Hugh, thanks for sharing. In “Merchants of Doubt,” I am still struck by the guy who founded skeptics.com who did his homework and changed his mind that climate change is real and man-influenced. He goes in front of a naysaying crowd to share his change of mind. He is shouted down with pointed fingers, “You are a liar” or “You are lying,” he is told quite forcefully.
When a major news source and the influenced pundits on the airwaves are controlled by the fossil fuel industry, the stories are not “fair and balanced” as portrayed. So, getting them over the cognitive dissonance is nigh impossible. Lately, I have been including a group in my posts called “Conservatives for Clean Energy.” They purposefully stop short of climate change discussion as they know their audience. Yet, they are all for clean energy for environment and health reasons. So, I use them as a reinforcer for the need to move.
Good post, BTG
If anyone could get through to those people, it would be you. I would hope that all conservatives would be for conservation, i.e., clean energy.
Many thanks. Our friends the Koch Bros are spending a lot of money in NC to get the lawmakers to kill the additional phase in requirement on Duke Energy for alternative energy. The message has been it is bad for poor people. Yet, the cost of solar is almost cost neutral with fossil fuel and when you factor in health, maintenance and litigation costs to fossil fuel, alternative energy is cheaper.
in my offline reading, i am often saddened by the stories and baffled by how others could shrug and say that it’s all part of a pattern/cycle. the images of dying polar bears or walruses without a place to ‘park’ b/c the ice is no longer there – those images wrench my heart.

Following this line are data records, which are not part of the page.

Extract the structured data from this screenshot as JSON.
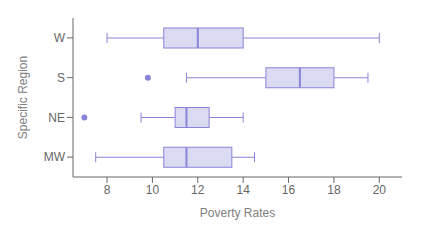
{
  "chart_data": {
    "type": "box",
    "orientation": "horizontal",
    "xlabel": "Poverty Rates",
    "ylabel": "Specific Region",
    "categories": [
      "W",
      "S",
      "NE",
      "MW"
    ],
    "boxes": [
      {
        "q1": 10.5,
        "median": 12.0,
        "q3": 14.0,
        "whislo": 8.0,
        "whishi": 20.0,
        "fliers": []
      },
      {
        "q1": 15.0,
        "median": 16.5,
        "q3": 18.0,
        "whislo": 11.5,
        "whishi": 19.5,
        "fliers": [
          9.8
        ]
      },
      {
        "q1": 11.0,
        "median": 11.5,
        "q3": 12.5,
        "whislo": 9.5,
        "whishi": 14.0,
        "fliers": [
          7.0
        ]
      },
      {
        "q1": 10.5,
        "median": 11.5,
        "q3": 13.5,
        "whislo": 7.5,
        "whishi": 14.5,
        "fliers": []
      }
    ],
    "xlim": [
      6.5,
      21.0
    ],
    "xticks": [
      8,
      10,
      12,
      14,
      16,
      18,
      20
    ],
    "color": "#8884d8",
    "grid": false
  }
}
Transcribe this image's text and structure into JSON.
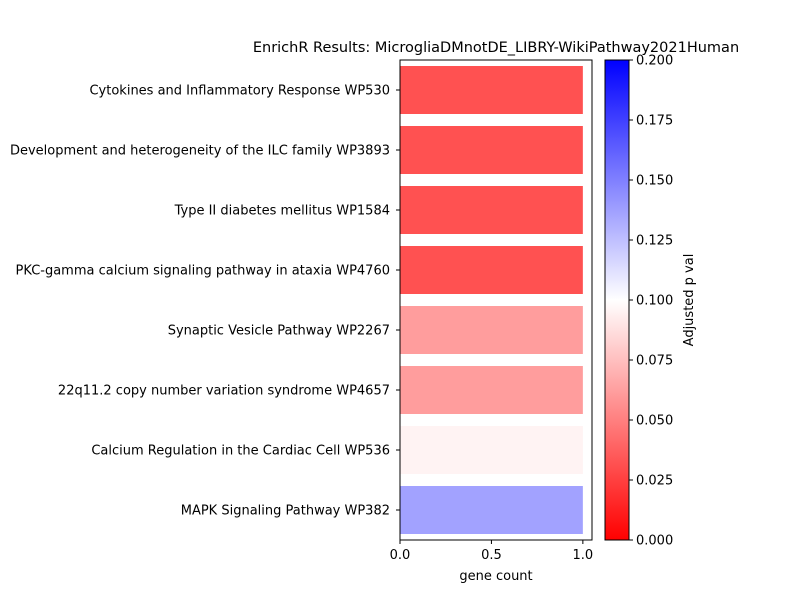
{
  "chart_data": {
    "type": "bar",
    "orientation": "horizontal",
    "title": "EnrichR Results: MicrogliaDMnotDE_LIBRY-WikiPathway2021Human",
    "xlabel": "gene count",
    "ylabel": "",
    "xlim": [
      0,
      1.05
    ],
    "xticks": [
      {
        "value": 0.0,
        "label": "0.0"
      },
      {
        "value": 0.5,
        "label": "0.5"
      },
      {
        "value": 1.0,
        "label": "1.0"
      }
    ],
    "categories": [
      "Cytokines and Inflammatory Response WP530",
      "Development and heterogeneity of the ILC family WP3893",
      "Type II diabetes mellitus WP1584",
      "PKC-gamma calcium signaling pathway in ataxia WP4760",
      "Synaptic Vesicle Pathway WP2267",
      "22q11.2 copy number variation syndrome WP4657",
      "Calcium Regulation in the Cardiac Cell WP536",
      "MAPK Signaling Pathway WP382"
    ],
    "values": [
      1,
      1,
      1,
      1,
      1,
      1,
      1,
      1
    ],
    "adjusted_p_values": [
      0.0317,
      0.0317,
      0.0317,
      0.0317,
      0.0617,
      0.0617,
      0.0954,
      0.1365
    ],
    "colorbar": {
      "label": "Adjusted p val",
      "range": [
        0.0,
        0.2
      ],
      "colormap": [
        "#ff0000",
        "#ffffff",
        "#0000ff"
      ],
      "ticks": [
        {
          "value": 0.0,
          "label": "0.000"
        },
        {
          "value": 0.025,
          "label": "0.025"
        },
        {
          "value": 0.05,
          "label": "0.050"
        },
        {
          "value": 0.075,
          "label": "0.075"
        },
        {
          "value": 0.1,
          "label": "0.100"
        },
        {
          "value": 0.125,
          "label": "0.125"
        },
        {
          "value": 0.15,
          "label": "0.150"
        },
        {
          "value": 0.175,
          "label": "0.175"
        },
        {
          "value": 0.2,
          "label": "0.200"
        }
      ]
    },
    "grid": false
  }
}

i am so luckyh to be ‘caretaking’ my friends 250-acre property in the pristine cloud forest. i work hard each day bu glean 100 percent pleasure from being ‘alive and with all of my senses.’ it’s hard to believe the world is full of problems when living so removed from all of that.
anyway, thanks for writing/posting and sharing. even when i am silent, most likely i’ve enjoyed reading your posts while offline at the property.
I know how busy you are and I do appreciate the fact that you read my blog and comment when you can. As you know, I read yours whenever it pops up! Take care, my friend.